Por fortuna, también hay ciudadanos diferentes: quienes tienden su mano a los migrantes, entre ellos numerosos alemanes liderados por una mujer de convicciones éticas; algunos estudiosos que traducen a Esquilo para transmitirnos sin oropeles su mensaje cosmopolita, como el buen maestro de griego Alfonso Martínez Díez; las jóvenes que esforzadamente declaman Las suplicantes en el Teatro Romano de Mérida o el benévolo enjambre de espectadores noctámbulos que acude a su representación. Y una ácida escritora austriaca, la premio Nobel Elfriede Jelinek, quien en Die Schutzbefohlenen replica a Esquilo para subrayar la universalidad del drama de los refugiados. Son esta vez –noviembre de 2012– afganos y paquistaníes encerrados en una iglesia de Viena: Estamos vivos. Lo principal es que vivimos y apenas hay más que eso después de dejar la sagrada patria. Huimos, condenados no por ningún tribunal del mundo, sino por todos, allí y aquí. Cuanto puede conocerse de nuestras vidas se ha evaporado. Somos citados pero no somos vistos. Tumbados en el frío suelo de la iglesia, nuestra existencia es nuestra moneda, todo lo que poseemos. En otras palabras, sólo contamos con nuestro propio ser como medio de pago. Tenemos respeto, demostramos respeto, pero no tenemos dinero para pagar el respeto de los demás.
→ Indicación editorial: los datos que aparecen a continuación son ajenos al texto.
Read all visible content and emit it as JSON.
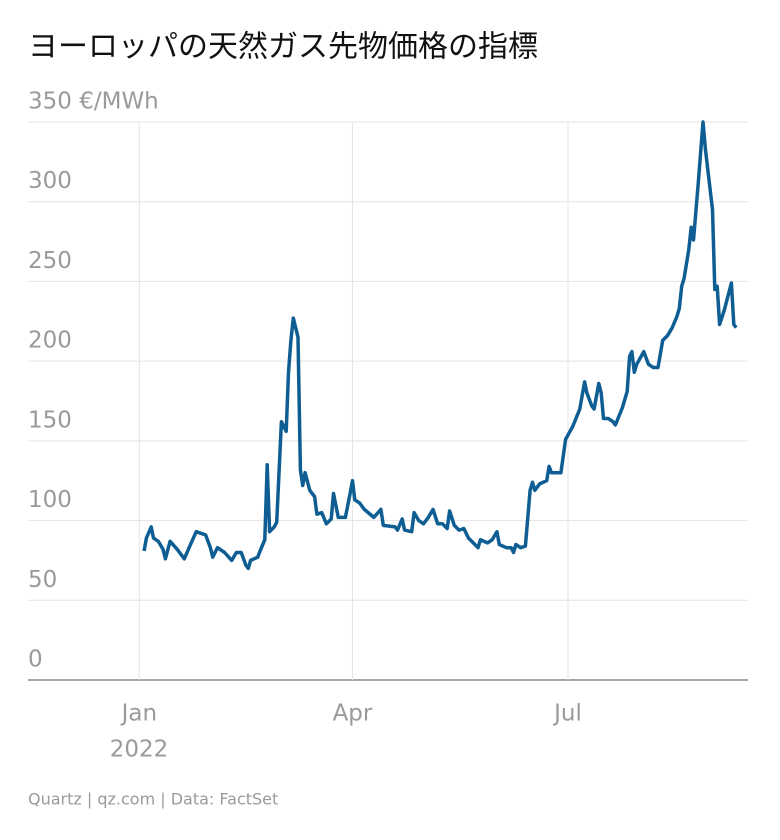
{
  "chart_data": {
    "type": "line",
    "title": "ヨーロッパの天然ガス先物価格の指標",
    "source": "Quartz | qz.com | Data: FactSet",
    "x_axis_year": "2022",
    "x": [
      2,
      3,
      5,
      6,
      8,
      10,
      11,
      13,
      16,
      19,
      21,
      24,
      26,
      28,
      30,
      31,
      33,
      36,
      39,
      41,
      43,
      45,
      46,
      47,
      50,
      51,
      53,
      54,
      55,
      57,
      58,
      60,
      62,
      63,
      64,
      65,
      67,
      68,
      69,
      70,
      72,
      74,
      75,
      77,
      79,
      81,
      82,
      84,
      87,
      89,
      90,
      91,
      93,
      95,
      99,
      102,
      103,
      108,
      109,
      111,
      112,
      115,
      116,
      118,
      120,
      122,
      124,
      126,
      128,
      130,
      131,
      133,
      135,
      137,
      139,
      141,
      143,
      144,
      147,
      149,
      151,
      152,
      155,
      157,
      158,
      159,
      161,
      163,
      165,
      166,
      167,
      169,
      172,
      173,
      174,
      177,
      178,
      180,
      183,
      186,
      188,
      189,
      191,
      192,
      194,
      195,
      196,
      198,
      200,
      201,
      204,
      206,
      207,
      208,
      209,
      210,
      213,
      215,
      217,
      219,
      221,
      223,
      225,
      227,
      228,
      229,
      230,
      232,
      233,
      234,
      236,
      238,
      239,
      242,
      243,
      244,
      245,
      247,
      250,
      251,
      252
    ],
    "values": [
      81,
      89,
      96,
      89,
      87,
      82,
      76,
      87,
      82,
      76,
      83,
      93,
      92,
      91,
      83,
      77,
      83,
      80,
      75,
      80,
      80,
      72,
      70,
      75,
      77,
      81,
      88,
      135,
      93,
      96,
      99,
      162,
      156,
      193,
      213,
      227,
      215,
      132,
      122,
      130,
      119,
      115,
      104,
      105,
      98,
      101,
      117,
      102,
      102,
      117,
      125,
      113,
      111,
      107,
      102,
      107,
      97,
      96,
      94,
      101,
      94,
      93,
      105,
      100,
      98,
      102,
      107,
      98,
      98,
      95,
      106,
      97,
      94,
      95,
      89,
      86,
      83,
      88,
      86,
      88,
      93,
      85,
      83,
      83,
      80,
      85,
      83,
      84,
      119,
      124,
      119,
      123,
      125,
      134,
      130,
      130,
      130,
      151,
      159,
      170,
      187,
      180,
      172,
      170,
      186,
      180,
      164,
      164,
      162,
      160,
      171,
      181,
      203,
      206,
      193,
      198,
      206,
      198,
      196,
      196,
      213,
      216,
      221,
      228,
      233,
      247,
      252,
      270,
      284,
      276,
      312,
      350,
      333,
      295,
      245,
      247,
      223,
      232,
      249,
      223,
      221
    ],
    "color": "#0f5e93",
    "xlim": [
      -47,
      257
    ],
    "xticks": [
      {
        "value": 0,
        "label": "Jan"
      },
      {
        "value": 90,
        "label": "Apr"
      },
      {
        "value": 181,
        "label": "Jul"
      }
    ],
    "ylim": [
      0,
      350
    ],
    "yticks": [
      0,
      50,
      100,
      150,
      200,
      250,
      300,
      {
        "value": 350,
        "label": "350 €/MWh"
      }
    ],
    "grid": true
  }
}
Son ráfagas de imágenes y palabras que recuerdan cómo, bajo el flujo de la historia y la diversidad de los credos, hay valores que permanecen: la dignidad de la persona, la libertad, el bien verdaderamente común, la compasión, la sed de justicia que movía a los argivos y a quienes ven y oyen Las suplicantes, en Epidauro hace dos mil años, en uno de estos tórridos veranos extremeños o en el corazón de Viena. Si el mundo es mejor con tales valores y a muchos nos emocionan, será porque en realidad existen, igual que existe la miseria. Incluso puede que también conmuevan a quienes se atreven a mirar a los ojos de las auténticas suplicantes en los campos de Atmeh, Idomeni, Chios, Melilla, Lampedusa y tantos más, para nuestra vergüenza, suplicantes sin dinero con que comprar su asilo o ganarse un pedazo de suelo donde descansar. No bastan los juicios morales para ordenar la convivencia en tiempos difíciles, pero son un vector imprescindible para orientar –por entre la arbitrariedad de las fronteras, las limitaciones aritméticas de la economía y las ambiciones de poder– una política común europea sobre los refugiados y los migrantes que no nos avergüence de la memoria de Esquilo y, sobre todo, del dolor próximo de nuestros hermanos. Existen esos valores, aunque se encarnen en otro lugar y estemos tardando demasiado en encontrarlo.